Baker filed a motion in November 2010 to stop the forfeiture, saying the money belonged to the bankruptcy estate. Sutton found that prosecutors did post notice of the forfeiture online, but Baker didn't see it, "having apparently not occupied his free time by browsing www.forfeiture.gov — and thus never had a chance to assert his interest in a timely manner."
Federal prosecutors argued that, at the time Erpenbeck gave the money to his friend to bury, the cash didn't belong to him because the forfeiture applied retroactively to when the fraudulent scheme began. Because it wasn't Erpenbeck's money, it couldn't become part of the bankruptcy estate, prosecutors said.
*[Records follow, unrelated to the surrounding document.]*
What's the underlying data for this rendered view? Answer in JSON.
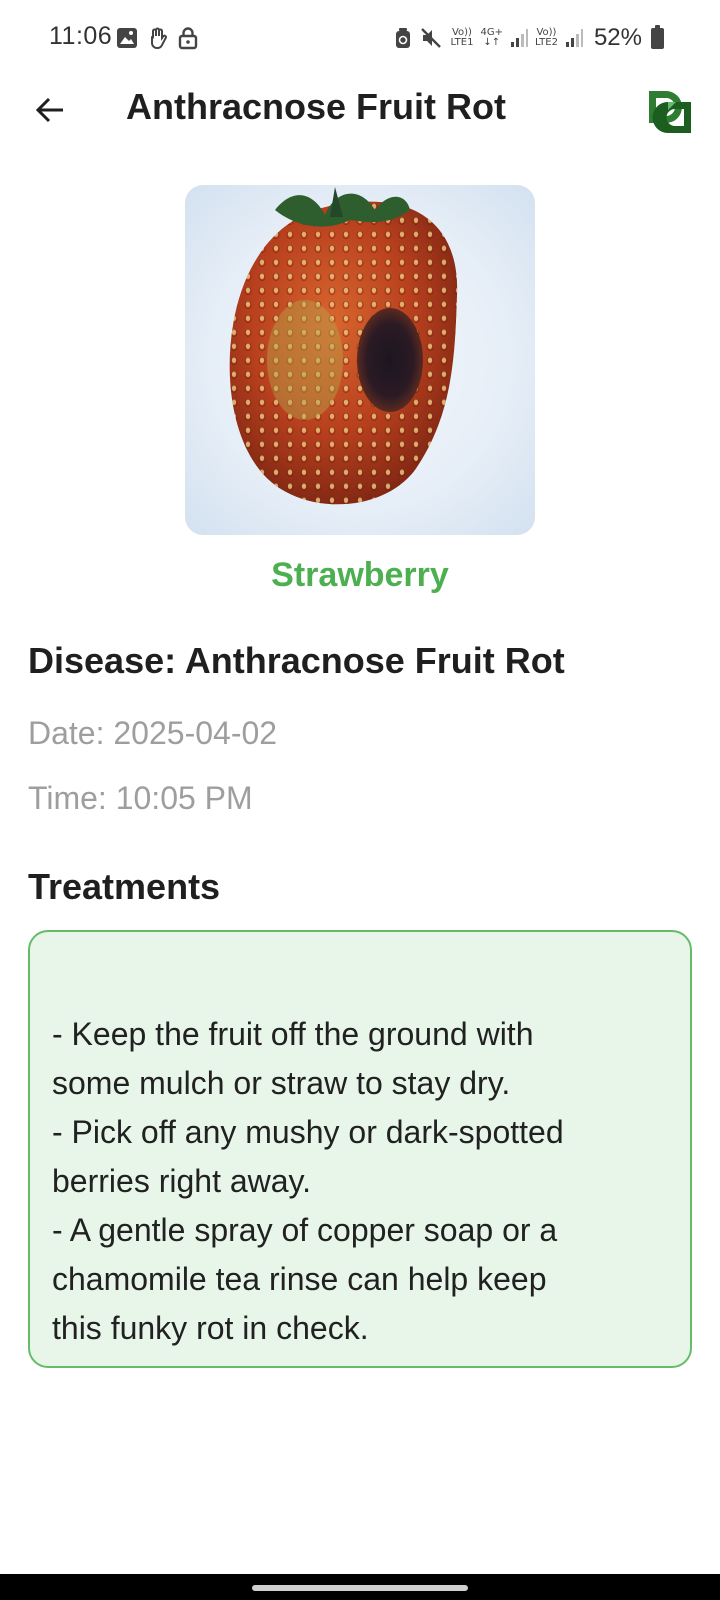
{
  "status_bar": {
    "time": "11:06",
    "net1_top": "Vo))",
    "net1_bottom": "LTE1",
    "net_type": "4G+",
    "net2_top": "Vo))",
    "net2_bottom": "LTE2",
    "battery": "52%"
  },
  "header": {
    "title": "Anthracnose Fruit Rot"
  },
  "detail": {
    "crop": "Strawberry",
    "disease": "Disease: Anthracnose Fruit Rot",
    "date": "Date: 2025-04-02",
    "time": "Time: 10:05 PM"
  },
  "treatments": {
    "heading": "Treatments",
    "lines": [
      "- Keep the fruit off the ground with",
      "some mulch or straw to stay dry.",
      "- Pick off any mushy or dark-spotted",
      "berries right away.",
      "- A gentle spray of copper soap or a",
      "chamomile tea rinse can help keep",
      "this funky rot in check."
    ]
  },
  "colors": {
    "accent": "#4caf50",
    "treatment_bg": "#e8f5e9",
    "treatment_border": "#66bb6a",
    "muted_text": "#9e9e9e"
  }
}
"That might be true if the $250,000 represented the proceeds of Erpenbeck's fraud," Sutton wrote in a 12-page decision joined by judges Kenneth F. Ripple and David W. McKeague.
Instead, the government treated the money as a substitute for proceeds from the fraud, seizing it to repay victims in the case, Sutton wrote.
"As substitute property, the cash did not become subject to forfeiture until the tainted assets exceeded the government's grasp," Sutton wrote.
Sutton concluded that once Erpenbeck's creditors forced him into bankruptcy in July 2002, all of his property, regardless of who held it or where it was, became part of the bankruptcy estate.
"That would include the $250,000 buried near the third hole of Summit Hills Country Club," Sutton wrote.